It has taken a long time, but the medical community is finally embracing the information age. Thanks to the widespread adoption of toolsets such as Epic Systems, electronic health records (EHRs) are now making critical health information available when and where it is needed, making handwritten notes and idiosyncratic filing systems things of the past.
This is the good news. But, unsurprisingly, it comes with its own new challenge: the need for healthcare data encryption. Old-style written notes could be misplaced or deemed unreadable when a physician or nurse needed them most, but at least they couldn't be hacked. EHRs can be hacked, meaning that your personal health records can be accessed without anyone needing to skulk through the records storage rooms of a clinic or hospital.
One Hundred Times More Valuable Than Stolen Credit Cards
What can be hacked usually will be hacked — especially if there is money in it. And personal health information (PHI) is a gold mine. As James Scott of the Institute for Critical Infrastructure Technology (ICIT) tells PBS NewsHour, this information is "100 times more valuable than stolen credit cards." The potential misuses of PHI data range from peddling fake miracle cures to desperate patients to outright criminal blackmail.
On top of that, adds security expert Avi Rubin, the healthcare industry is the "absolute worst" when it comes to cybersecurity. Medical professionals are trained to worry about saving lives, not protecting sensitive information. And the same factors that made the healthcare sector slow to go online — its fragmented structure, and the simple fact that so much of medical professionals' work is done on their feet in hospitals and clinics, not at a desk — makes security protections and procedures harder to implement.
No surprise, then, that 2016 has already seen reports of major hacks against several widely used healthcare data systems. For instance, in March, 21st Century Oncology reported a data breach affecting 2,213,597 individuals, according to the U.S. Office of Civil Rights. And in June, PCWorld reported that a hacker claiming to have stolen 9.3 million records from an unnamed health insurance provider had put the records up for sale on the dark web for about $850,000.
The Challenge of Data Security
Securing sensitive data is never easy, and especially not in a fluid environment. A recent survey conducted by Freeform Dynamics in association with Ipswitch, looked specifically at the growing use of intelligent systems, and found that nearly three quarters of professionals rated their organization's ability to handle document security and file transfer security as either "needs strengthening" or "already inadequate."

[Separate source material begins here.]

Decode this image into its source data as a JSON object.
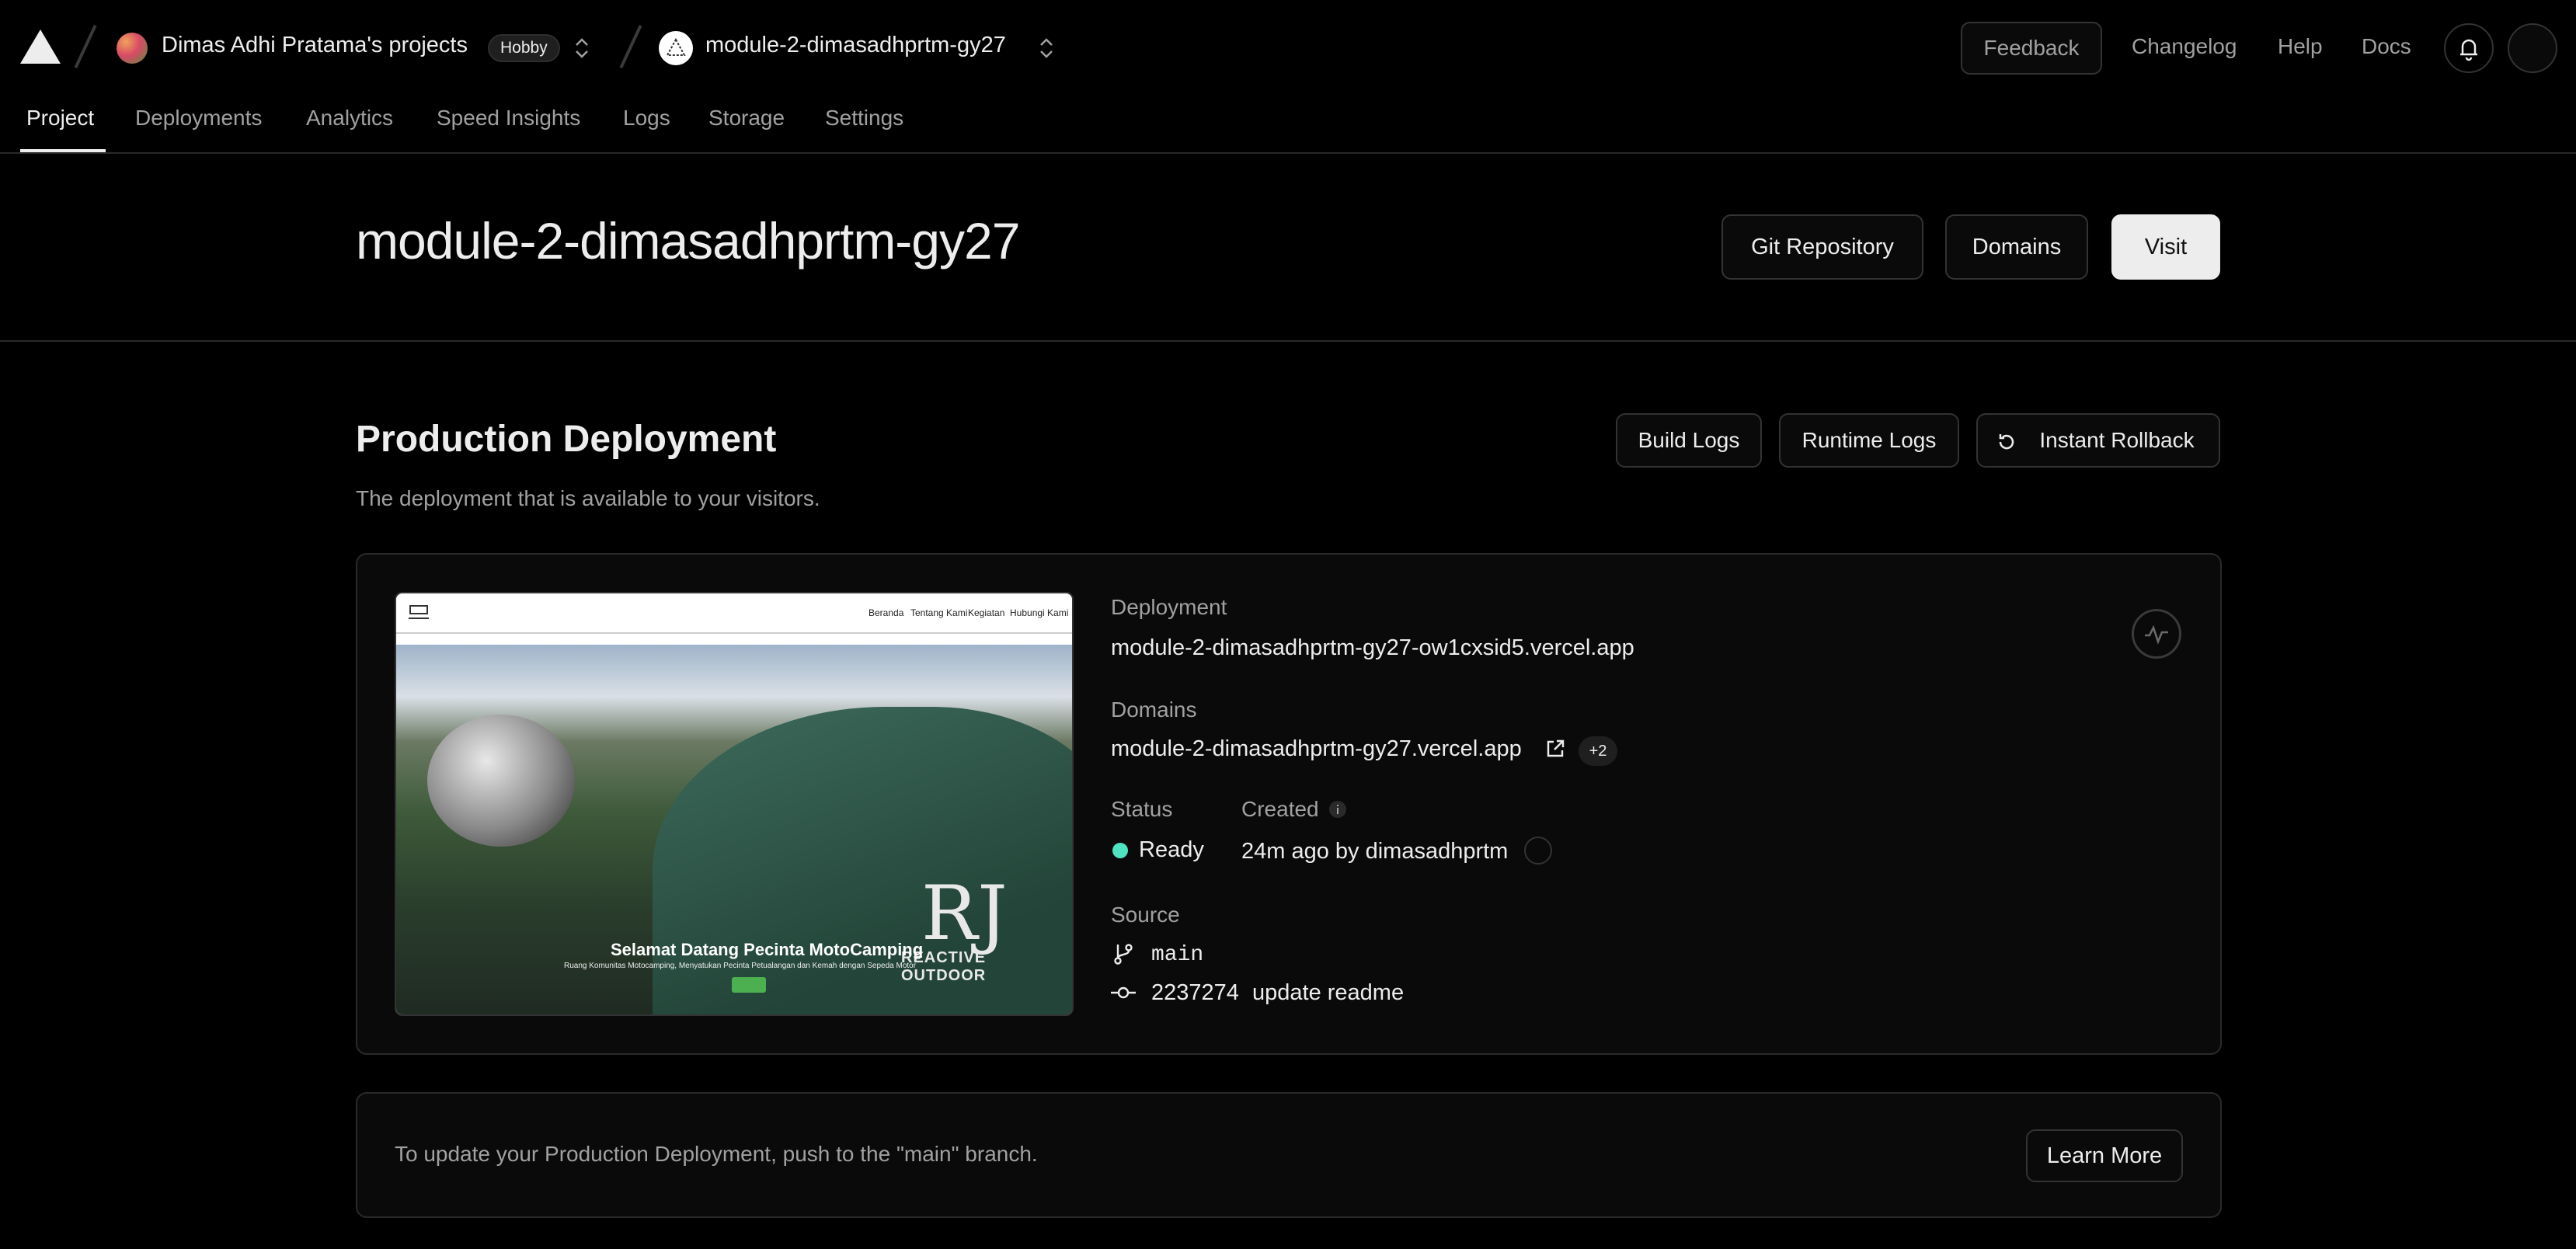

The survey gathered data from across industries and did not look specifically at healthcare, but it is likely that security professionals in the healthcare sector have at least as many reservations on this score as their colleagues in other fields. So what can the healthcare community do to protect itself and, especially, its patients?
Encryption Protects Data, Even on the Fly
There are basically two ways to protect a document containing confidential information from being hacked. One is to protect all the endpoints leading to it, so the data is not accessible to hackers. The other is to encrypt the data, so that even if hackers get to the document they cannot read it.
Both of these protective approaches can and should be used. But given the tough operational environment that medical professionals work in, healthcare data encryption is, by a wide margin, the single most powerful tool for safeguarding confidential PHI.
End-to-end encryption that embraces both data at rest, in storage units, and data in motion, during file transfers, offers the most complete protection available to a document throughout its life cycle. And because the encryption process can be automated, it can be deployed with confidence, even for users who are not accustomed to thinking about security.
Personal health information is a gold mine that should be accessible only to medical professionals and the patients themselves. Healthcare data encryption is a powerful, reliable way to ensure that it stays that way.